Biochemical Mode of 1,25(OH)2D3 Action in Bone Cells

A
  • In bone, 1,25(OH)2D3 stimulates the osteoblastic synthesis and release of IL-6 and osteocalcin, after binding to its nuclear receptor.
  • Osteocalcin is a bone-specific gamma carboxyglutamic acid (GLA)-containing protein that depends on vitamin K, analogous to blood clotting factors.
  • IL-6 activates osteoclasts, and osteocalcin attaches to mineralized bone to recruit the osteoclasts via chemotaxis.
  • Therefore, like PTH, excess 1,25(OH)2D3 causes the osteoblastic secretion of paracrine stimulators of osteoclastic bone resorption.
30
Q

Vitamin D Deficiency - Rickets

A
  • Deficiency of 1,25(OH)2D3 can occur due to multiple factors and be congenital or acquired. In children, lack of sufficient dietary vitamin D is a major cause of rickets, which is simply a failure of mineralization of growing bone and cartilage.
  • Severity determines the extent of symptoms that can include pain, irritability, delay in motor development, and poor growth.
  • Bone problems in younger children include delayed closure of the fontanelles (i.e., the soft spot on the infant’s skull), frontal bossing (i.e., pronounced forehead), prominent costochondral margins, widening of ankles and wrists, bowlegs, and knock-knees.
  • Radiologically, bones show low density, lost demarcation between metaphyses and growth plate, and loss of the provisional zone of calcification.
31
Q

Vitamin D Deficiency -Osteomalacia

A
  • In adults, vitamin D deficiency is reportedly pandemic.
  • Deficiency can be linked to factors other than diet and sun exposure such as sedentary lifestyle and stress.
  • Low circulating vitamin D poses a risk factor not only for osteomalacia, but also for other problems including autoimmune, neurodegenerative, and cardiovascular diseases.
32
Q

Vitamin D Deficiency - Impaired Availability

A
  • Lack of sufficient Vitamin D can result from congenital or acquired causes.
  • Reduced availability of vitamin D can be caused by insufficient dietary intake, reduced exposure to sun light resulting in less de novo synthesis, or malabsorption.
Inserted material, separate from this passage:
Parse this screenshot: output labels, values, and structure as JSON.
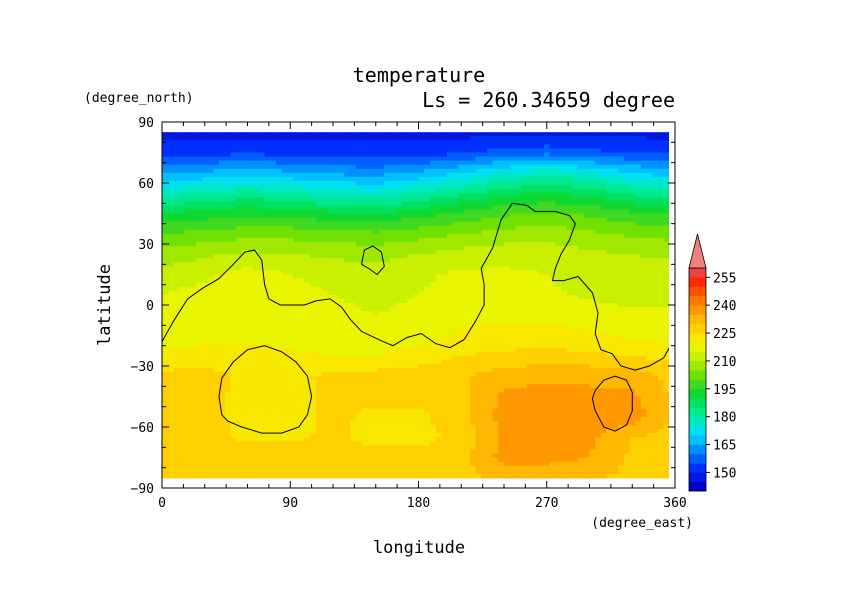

-Fat malabsorption, in the absence of sufficient photoisomerization, as occurs in celiac disease, Crohn disease, pancreatic insufficiency, cholestatic liver disease, abetalipoproteinemia, cystic fibrosis, and lymphatic pathology leads to a deficiency of circulating vitamin D3 as a precursor to formation of 25(OH)D3.

•The prevalence of vitamin D deficiency among racial groups correlates with differences in skin pigmentation.

  • The highest prevalence of vitamin D deficiency rickets has been reported in Black children, followed by Asian Indian and then white.
  • Increased melanin with darker skin pigmentation acts as a natural sun blocker. Latitude of residence and the season (i.e., winter vs summer) affects photoisomerization, as well.
  • Sunblockers with SPF of >30 can reduce this synthetic capacity by as much as 95%.
  • Since vitamin D is transferred across the placenta to the fetus, reduced vitamin D stores in the mother can affect bone growth in the fetus.
  • This maternal deficiency can be a major problem in dark-skinned pregnant women at higher latitudes in winter months as three factors come in to play reducing de novo synthesis.
  • Vitamin D concentrations tend to be low in premature infants due to less time to have obtained maternal vitamin D.
  • Breast milk has a low content of vitamin D even in mothers who have sufficient circulating vitamin D.
33
Q

Hypervitaminosis D

A
  • Consuming very high doses of vitamin D can lead to hypervitaminosis D.
  • Because vitamin D is a fat-soluble vitamin, when in excess it cannot easily be excreted and instead accumulates in fat tissue.
  • The resulting abnormally high circulating calcium resulting from increased intestinal absorption, renal reabsorption and especially bone resorption in this condition can lead to severe bone damage and damage to soft tissues and kidney.
  • Symptoms of hypervitaminosis D include constipation, decreased appetite, dehydration, fatigue, irritability, and muscle weakness. Tests show elevated serum concentration of 1,25(OH)2D3, calcium and phosphorus.